Wie lange muss ich die Abschreibungsunterlagen aufbewahren?

Anlagenverzeichnis, Inventarkarten und Anlagenspiegel gehören zu den Buchführungsunterlagen und unterliegen nach § 147 AO der 10-jährigen Aufbewahrungsfrist. Die Frist beginnt mit dem Ende des Kalenderjahres, in dem die letzte Eintragung erfolgte – bei einem Wirtschaftsgut also faktisch ab dem Jahr nach vollständiger Abschreibung oder Veräußerung. Originalbelege (Rechnungen) bleiben zudem als „Buchungsunterlage“ ebenfalls 10 Jahre aufbewahrungspflichtig.

Quellen

Methodik

Der Rechner setzt vier Abschreibungsmethoden auf eine gemeinsame Abschreibungsbasis (Anschaffungs- bzw. Herstellungskosten − Restwert) an. Die lineare AfA nach § 7 Abs. 1 EStG teilt die Basis durch die Nutzungsdauer und verbucht jedes Jahr den gleichen Betrag. Die degressive AfA multipliziert den jeweiligen Restbuchwert mit (Satz ÷ 100 ÷ Nutzungsdauer); der Satz steht standardmäßig auf 150 % oder 200 % (doppelt-degressiv). Die digitale (arithmetisch-degressive) Abschreibung gewichtet die Basis mit dem Bruch (Restjahre ÷ n(n+1)/2). Alle Methoden setzen eine harte Untergrenze in Höhe des Restwerts: Würde der Endbuchwert eines Jahres unter den Restwert sinken, wird die AfA reduziert, sodass der Buchwert exakt auf dem Restwert landet, und der Plan wird beendet.

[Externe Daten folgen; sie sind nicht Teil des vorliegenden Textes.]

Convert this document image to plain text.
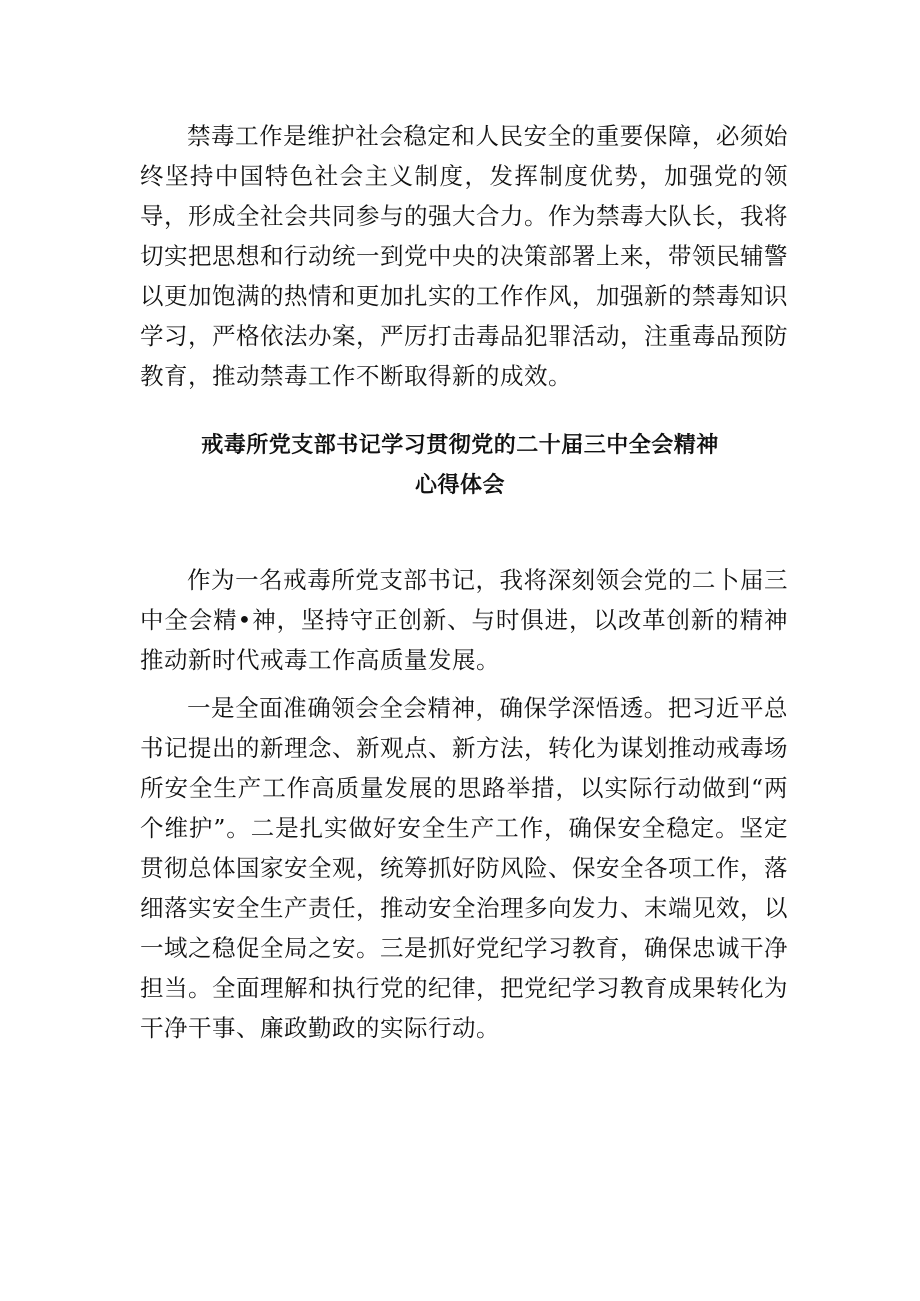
禁毒工作是维护社会稳定和人民安全的重要保障，必须始终坚持中国特色社会主义制度，发挥制度优势，加强党的领导，形成全社会共同参与的强大合力。作为禁毒大队长，我将切实把思想和行动统一到党中央的决策部署上来，带领民辅警以更加饱满的热情和更加扎实的工作作风，加强新的禁毒知识学习，严格依法办案，严厉打击毒品犯罪活动，注重毒品预防教育，推动禁毒工作不断取得新的成效。

戒毒所党支部书记学习贯彻党的二十届三中全会精神
心得体会

作为一名戒毒所党支部书记，我将深刻领会党的二卜届三中全会精•神，坚持守正创新、与时俱进，以改革创新的精神推动新时代戒毒工作高质量发展。

一是全面准确领会全会精神，确保学深悟透。把习近平总书记提出的新理念、新观点、新方法，转化为谋划推动戒毒场所安全生产工作高质量发展的思路举措，以实际行动做到“两个维护”。二是扎实做好安全生产工作，确保安全稳定。坚定贯彻总体国家安全观，统筹抓好防风险、保安全各项工作，落细落实安全生产责任，推动安全治理多向发力、末端见效，以一域之稳促全局之安。三是抓好党纪学习教育，确保忠诚干净担当。全面理解和执行党的纪律，把党纪学习教育成果转化为干净干事、廉政勤政的实际行动。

Wichtige deutsche Spezifika außerhalb dieses Tools: pro-rata-temporis-Kürzung im Anschaffungs- und Abgangsjahr nach § 7 Abs. 1 Satz 4 EStG (1/12 je angefangenem Monat), GWG-Sofortabschreibung bis 800 € (§ 6 Abs. 2 EStG), Sammelposten 250 €–1.000 € mit 5-Jahres-Auflösung (§ 6 Abs. 2a EStG) sowie Sonderabschreibungen und Investitionsabzugsbetrag nach § 7g EStG. Maßgeblich für die Nutzungsdauer sind die amtlichen AfA-Tabellen des BMF.